Département de l'intérieur

Liquidé

Wortlaut

Dans son message relatif à l'encouragement de la formation, de la recherche et de la technologie pendant les années 2000-2003, le Conseil fédéral constate que l'archivage et la conservation d'une quantité de documents d'une grande importance scientifique ou culturelle, mais très fragiles, mettent la Confédération devant un problème difficile à résoudre.

Des mesures de protection doivent être coordonnées et encouragées dans le cadre de la loi sur la recherche.

On aurait déjà donné mandat d'élaborer un projet prévoyant la création d'un réseau d'archives et de bibliothèques publiques (voir message, ch. 164.1).

La mise en chantier de l'installation de désacidification à Wimmis permet de créer les conditions techniques indispensables à la sauvegarde de ce support d'informations qu'est le papier.

Compte tenu de cette situation de départ, je prie le Conseil fédéral de répondre aux questions suivantes :

1. Combien de temps durera la désacidification des documents en péril que possèdent les Archives fédérales et la Bibliothèque nationale suisse ?

2. Quel est le coût de cette campagne ?

3. Le déroulement de la campagne de désacidification selon le calendrier déjà établi et qui s'impose si on veut préserver les documents conformément au mandat donné, sera-t-il retardé en raison des économies que doit réaliser la Confédération ? Quels seraient les inconvénients d'un éventuel retard ?

4. Quelles mesures le Conseil fédéral envisage-t-il de prendre, mise à part la désacidification, afin de garantir l'archivage et la protection à longue échéance des documents numériques ?

5. Suffit-il de créer un réseau reliant les archives et les bibliothèques publiques pour garantir l'archivage et la protection des documents numériques, ou au contraire, la Confédération devra-t-elle s'efforcer de collaborer étroitement dans ce domaine avec les archives privées et d'établir avec elles des directives communes d'archivage, afin de ne pas entraver inutilement les transferts de documents des archives privées aux archives publiques ?

Begründung

Les experts ont attiré l'attention, depuis un certain temps déjà, sur le problème que pose l'acidité excessive du papier des documents d'archives.
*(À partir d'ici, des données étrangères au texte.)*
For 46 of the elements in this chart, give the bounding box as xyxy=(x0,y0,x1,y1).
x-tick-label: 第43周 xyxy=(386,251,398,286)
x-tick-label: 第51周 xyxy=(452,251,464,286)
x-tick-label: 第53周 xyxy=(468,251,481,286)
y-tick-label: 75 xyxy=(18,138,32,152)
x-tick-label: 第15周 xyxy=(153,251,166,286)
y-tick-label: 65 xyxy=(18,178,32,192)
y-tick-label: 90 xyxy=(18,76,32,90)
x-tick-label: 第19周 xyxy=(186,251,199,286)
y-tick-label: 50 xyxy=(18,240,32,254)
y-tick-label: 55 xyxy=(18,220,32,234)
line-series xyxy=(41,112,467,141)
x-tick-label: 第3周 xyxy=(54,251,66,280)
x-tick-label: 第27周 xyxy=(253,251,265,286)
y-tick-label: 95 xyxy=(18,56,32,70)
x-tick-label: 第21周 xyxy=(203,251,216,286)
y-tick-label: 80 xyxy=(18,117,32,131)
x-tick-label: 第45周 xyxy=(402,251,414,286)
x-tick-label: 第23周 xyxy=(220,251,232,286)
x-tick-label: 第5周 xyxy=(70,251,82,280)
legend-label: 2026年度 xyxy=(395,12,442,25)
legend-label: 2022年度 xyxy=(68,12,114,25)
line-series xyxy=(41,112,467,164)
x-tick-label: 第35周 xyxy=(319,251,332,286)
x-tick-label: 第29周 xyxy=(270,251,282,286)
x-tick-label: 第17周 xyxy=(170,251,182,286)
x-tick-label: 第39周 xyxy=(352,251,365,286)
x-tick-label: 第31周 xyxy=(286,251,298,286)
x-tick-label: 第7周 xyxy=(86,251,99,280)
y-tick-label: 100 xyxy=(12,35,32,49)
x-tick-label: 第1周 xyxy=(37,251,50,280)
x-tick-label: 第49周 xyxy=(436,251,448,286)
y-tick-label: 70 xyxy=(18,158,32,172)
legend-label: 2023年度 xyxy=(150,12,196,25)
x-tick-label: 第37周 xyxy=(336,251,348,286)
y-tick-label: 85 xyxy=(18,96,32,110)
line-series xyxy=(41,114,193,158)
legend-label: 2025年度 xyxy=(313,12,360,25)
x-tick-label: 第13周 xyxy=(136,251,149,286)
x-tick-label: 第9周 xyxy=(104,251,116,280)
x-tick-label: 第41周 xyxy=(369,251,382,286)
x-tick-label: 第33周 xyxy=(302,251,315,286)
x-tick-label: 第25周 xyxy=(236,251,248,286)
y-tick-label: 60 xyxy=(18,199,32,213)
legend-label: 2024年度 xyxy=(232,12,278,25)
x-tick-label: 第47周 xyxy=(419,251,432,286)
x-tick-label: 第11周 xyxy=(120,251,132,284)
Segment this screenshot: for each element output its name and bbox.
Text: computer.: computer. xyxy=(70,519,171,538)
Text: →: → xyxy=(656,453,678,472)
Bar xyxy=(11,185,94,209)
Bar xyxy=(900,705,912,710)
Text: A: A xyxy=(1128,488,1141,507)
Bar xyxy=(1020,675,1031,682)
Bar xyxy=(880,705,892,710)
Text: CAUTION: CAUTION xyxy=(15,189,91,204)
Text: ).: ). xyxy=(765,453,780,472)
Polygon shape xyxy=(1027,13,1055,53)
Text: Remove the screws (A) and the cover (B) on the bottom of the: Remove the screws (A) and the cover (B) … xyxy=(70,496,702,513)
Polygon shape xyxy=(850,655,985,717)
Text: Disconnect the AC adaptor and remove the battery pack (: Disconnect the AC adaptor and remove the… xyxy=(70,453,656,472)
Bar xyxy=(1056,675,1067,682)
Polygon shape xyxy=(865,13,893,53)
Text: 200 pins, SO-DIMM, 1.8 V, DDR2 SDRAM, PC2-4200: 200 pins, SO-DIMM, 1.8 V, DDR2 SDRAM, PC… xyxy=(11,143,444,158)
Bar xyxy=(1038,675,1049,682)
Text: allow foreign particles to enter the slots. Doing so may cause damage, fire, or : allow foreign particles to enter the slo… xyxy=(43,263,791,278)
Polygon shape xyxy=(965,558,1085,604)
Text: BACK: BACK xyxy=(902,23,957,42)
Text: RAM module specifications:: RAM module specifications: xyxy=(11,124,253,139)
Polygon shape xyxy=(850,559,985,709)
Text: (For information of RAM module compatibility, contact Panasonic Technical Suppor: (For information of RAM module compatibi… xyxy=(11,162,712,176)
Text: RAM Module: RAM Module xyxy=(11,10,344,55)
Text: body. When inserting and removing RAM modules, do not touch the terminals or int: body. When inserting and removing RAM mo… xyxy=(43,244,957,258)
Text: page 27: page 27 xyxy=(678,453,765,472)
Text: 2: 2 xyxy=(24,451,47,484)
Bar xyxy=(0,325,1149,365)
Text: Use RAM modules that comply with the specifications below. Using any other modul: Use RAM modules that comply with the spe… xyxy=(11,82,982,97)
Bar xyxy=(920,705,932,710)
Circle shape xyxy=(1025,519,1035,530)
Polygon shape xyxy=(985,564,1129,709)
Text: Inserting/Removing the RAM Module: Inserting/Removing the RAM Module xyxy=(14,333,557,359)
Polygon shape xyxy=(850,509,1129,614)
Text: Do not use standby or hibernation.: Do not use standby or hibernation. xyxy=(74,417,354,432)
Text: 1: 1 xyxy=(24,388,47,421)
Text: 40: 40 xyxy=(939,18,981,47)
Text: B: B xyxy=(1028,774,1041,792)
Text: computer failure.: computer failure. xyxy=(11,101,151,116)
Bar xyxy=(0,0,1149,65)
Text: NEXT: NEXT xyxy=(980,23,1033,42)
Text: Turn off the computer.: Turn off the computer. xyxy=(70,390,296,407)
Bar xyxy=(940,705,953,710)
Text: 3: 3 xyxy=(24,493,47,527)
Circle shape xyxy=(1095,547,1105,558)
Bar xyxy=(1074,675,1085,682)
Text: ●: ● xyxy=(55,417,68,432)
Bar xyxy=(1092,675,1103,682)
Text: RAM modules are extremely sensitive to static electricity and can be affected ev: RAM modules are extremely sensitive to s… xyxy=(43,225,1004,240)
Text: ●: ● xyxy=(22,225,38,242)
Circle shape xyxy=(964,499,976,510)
Il s'avère qu'ils ont eu raison de lancer l'avertissement suffisamment tôt, puisqu'il a été décidé de construire une installation de désacidification à Wimmis. A présent, il faut veiller à empêcher que les opérations de désacidification prévues ne soient reportées inopportunément pour des raisons d'économie. L'opinion publique doit être renseignée sur les conséquences d'un tel retard, car ce n'est que par une information intégrale que l'on parviendra à long terme à empêcher que la conservation des documents, qui pose des questions délicates, ne soit sacrifiée à la volonté d'économiser.

La connaissance des problèmes que posent la conservation et l'archivage d'anciens documents numériques n'est pas très développée ; en outre, les solutions à apporter à ces problèmes ne sont pas prêtes à être appliquées et nous ne disposons pas de règles générales sur l'archivage qui soient aussi valables pour des archives privées.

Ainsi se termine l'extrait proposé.